I must learn to narrow my focus from time to time.

And I have done this.  I did it for my web-series (and was set to shoot it when my producer/guy-giving-me-money-to-do-it bailed on me), and I did when I was submitting for the ABC Writing Fellowship.  And I do at work.

Deadlines.  That’s what these events have in common.  Well, how do you impose a self-inflicted deadline?  What am I going to do for myself if I achieve it?  What am I going to do if I don’t achieve it?  At the end of the day I’m not going to punish myself.

I like me too much for that.  #dumb

Instead, I’m trying to build healthy habits in my life.  One of them is daily writing.  If I can’t manage to focus this Gemini-addled brain, at least I can work it on the regular.  And by the sheer quantity of work I produce, I’m bound to finish something without a deadline.  Right?

-T2

PS: On a side note, here’s an excerpt from a recent short story I wrote for the Ventura County Writer’s Club Short Story Contest.

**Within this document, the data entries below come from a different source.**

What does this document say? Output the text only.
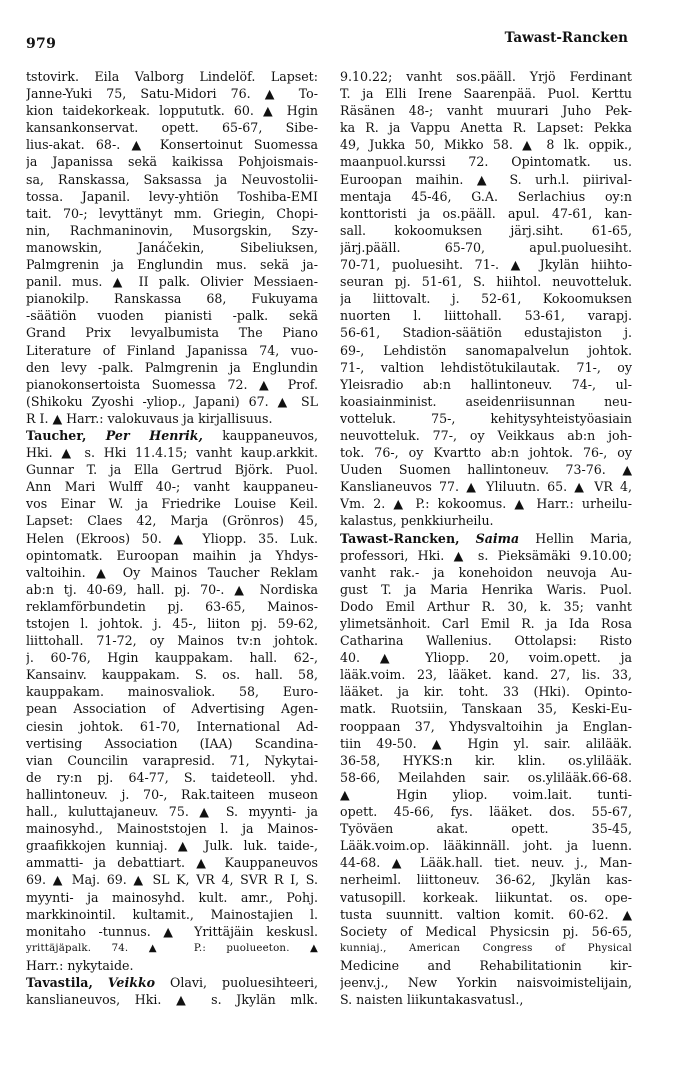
979	Tawast-Rancken
tstovirk. Eila Valborg Lindelöf. Lapset:
Janne-Yuki 75, Satu-Midori 76. ▲ To-
kion taidekorkeak. loppututk. 60. ▲ Hgin
kansankonservat. opett. 65-67, Sibe-
lius-akat. 68-. ▲ Konsertoinut Suomessa
ja Japanissa sekä kaikissa Pohjoismais-
sa, Ranskassa, Saksassa ja Neuvostolii-
tossa. Japanil. levy-yhtiön Toshiba-EMI
tait. 70-; levyttänyt mm. Griegin, Chopi-
nin, Rachmaninovin, Musorgskin, Szy-
manowskin, Janáčekin, Sibeliuksen,
Palmgrenin ja Englundin mus. sekä ja-
panil. mus. ▲ II palk. Olivier Messiaen-
pianokilp. Ranskassa 68, Fukuyama
-säätiön vuoden pianisti -palk. sekä
Grand Prix levyalbumista The Piano
Literature of Finland Japanissa 74, vuo-
den levy -palk. Palmgrenin ja Englundin
pianokonsertoista Suomessa 72. ▲ Prof.
(Shikoku Zyoshi -yliop., Japani) 67. ▲ SL
R I. ▲ Harr.: valokuvaus ja kirjallisuus.
Taucher, Per Henrik, kauppaneuvos,
Hki. ▲ s. Hki 11.4.15; vanht kaup.arkkit.
Gunnar T. ja Ella Gertrud Björk. Puol.
Ann Mari Wulff 40-; vanht kauppaneu-
vos Einar W. ja Friedrike Louise Keil.
Lapset: Claes 42, Marja (Grönros) 45,
Helen (Ekroos) 50. ▲ Yliopp. 35. Luk.
opintomatk. Euroopan maihin ja Yhdys-
valtoihin. ▲ Oy Mainos Taucher Reklam
ab:n tj. 40-69, hall. pj. 70-. ▲ Nordiska
reklamförbundetin pj. 63-65, Mainos-
tstojen l. johtok. j. 45-, liiton pj. 59-62,
liittohall. 71-72, oy Mainos tv:n johtok.
j. 60-76, Hgin kauppakam. hall. 62-,
Kansainv. kauppakam. S. os. hall. 58,
kauppakam. mainosvaliok. 58, Euro-
pean Association of Advertising Agen-
ciesin johtok. 61-70, International Ad-
vertising Association (IAA) Scandina-
vian Councilin varapresid. 71, Nykytai-
de ry:n pj. 64-77, S. taideteoll. yhd.
hallintoneuv. j. 70-, Rak.taiteen museon
hall., kuluttajaneuv. 75. ▲ S. myynti- ja
mainosyhd., Mainoststojen l. ja Mainos-
graafikkojen kunniaj. ▲ Julk. luk. taide-,
ammatti- ja debattiart. ▲ Kauppaneuvos
69. ▲ Maj. 69. ▲ SL K, VR 4, SVR R I, S.
myynti- ja mainosyhd. kult. amr., Pohj.
markkinointil. kultamit., Mainostajien l.
monitaho -tunnus. ▲ Yrittäjäin keskusl.
yrittäjäpalk. 74. ▲ P.: puolueeton. ▲
Harr.: nykytaide.
Tavastila, Veikko Olavi, puoluesihteeri,
kanslianeuvos, Hki. ▲ s. Jkylän mlk.
9.10.22; vanht sos.pääll. Yrjö Ferdinant
T. ja Elli Irene Saarenpää. Puol. Kerttu
Räsänen 48-; vanht muurari Juho Pek-
ka R. ja Vappu Anetta R. Lapset: Pekka
49, Jukka 50, Mikko 58. ▲ 8 lk. oppik.,
maanpuol.kurssi 72. Opintomatk. us.
Euroopan maihin. ▲ S. urh.l. piirival-
mentaja 45-46, G.A. Serlachius oy:n
konttoristi ja os.pääll. apul. 47-61, kan-
sall. kokoomuksen järj.siht. 61-65,
järj.pääll. 65-70, apul.puoluesiht.
70-71, puoluesiht. 71-. ▲ Jkylän hiihto-
seuran pj. 51-61, S. hiihtol. neuvotteluk.
ja liittovalt. j. 52-61, Kokoomuksen
nuorten l. liittohall. 53-61, varapj.
56-61, Stadion-säätiön edustajiston j.
69-, Lehdistön sanomapalvelun johtok.
71-, valtion lehdistötukilautak. 71-, oy
Yleisradio ab:n hallintoneuv. 74-, ul-
koasiainminist. aseidenriisunnan neu-
votteluk. 75-, kehitysyhteistyöasiain
neuvotteluk. 77-, oy Veikkaus ab:n joh-
tok. 76-, oy Kvartto ab:n johtok. 76-, oy
Uuden Suomen hallintoneuv. 73-76. ▲
Kanslianeuvos 77. ▲ Yliluutn. 65. ▲ VR 4,
Vm. 2. ▲ P.: kokoomus. ▲ Harr.: urheilu-
kalastus, penkkiurheilu.
Tawast-Rancken, Saima Hellin Maria,
professori, Hki. ▲ s. Pieksämäki 9.10.00;
vanht rak.- ja konehoidon neuvoja Au-
gust T. ja Maria Henrika Waris. Puol.
Dodo Emil Arthur R. 30, k. 35; vanht
ylimetsänhoit. Carl Emil R. ja Ida Rosa
Catharina Wallenius. Ottolapsi: Risto
40. ▲ Yliopp. 20, voim.opett. ja
lääk.voim. 23, lääket. kand. 27, lis. 33,
lääket. ja kir. toht. 33 (Hki). Opinto-
matk. Ruotsiin, Tanskaan 35, Keski-Eu-
rooppaan 37, Yhdysvaltoihin ja Englan-
tiin 49-50. ▲ Hgin yl. sair. alilääk.
36-58, HYKS:n kir. klin. os.ylilääk.
58-66, Meilahden sair. os.ylilääk.66-68.
▲ Hgin yliop. voim.lait. tunti-
opett. 45-66, fys. lääket. dos. 55-67,
Työväen akat. opett. 35-45,
Lääk.voim.op. lääkinnäll. joht. ja luenn.
44-68. ▲ Lääk.hall. tiet. neuv. j., Man-
nerheiml. liittoneuv. 36-62, Jkylän kas-
vatusopill. korkeak. liikuntat. os. ope-
tusta suunnitt. valtion komit. 60-62. ▲
Society of Medical Physicsin pj. 56-65,
kunniaj., American Congress of Physical
Medicine and Rehabilitationin kir-
jeenv.j., New Yorkin naisvoimistelijain,
S. naisten liikuntakasvatusl.,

            Marnella Millhouse Maddison-MacGuffin was born with only one eye. “She only has her right eye,” people would say; which of course was ludicrous.  How can you have a right eye, if you’ve never had a left. It was simply put, her eye, and she was quite happy to call it that, thank you very much.

             “Who needs two eyes anyway,” she often thought. She could see as good as any dual-eyed person she knew. She often saw better than most, in fact, with the small exception of peripheral vision, but that’s why necks exist.

            And she could see as clear as day that stealing an Ogre’s treasure was a bad idea. But did anybody ask her what she thought of the plan? Of course not, that would have been smart.  

            “It’ll be alright Marney, there’s nothing to worry about.  Just go play with your dolls.” Well, she didn’t want to play with her dolls, and she didn’t want to go trouncing into the Ogre cave to rescue the morons either, but it was obvious that someone who could actually see what they were doing had to get involved.

            So, there she stood, knee deep in snow and ash, peering into the darkness of the Ogre cave, with her father’s broken sword by her side. The wind bit at her neck.  Couldn’t risk raising her hood. Whatever peripheral vision she had, she would need. 

            “Well, here goes,” she said as she entered the Ogre’s cave.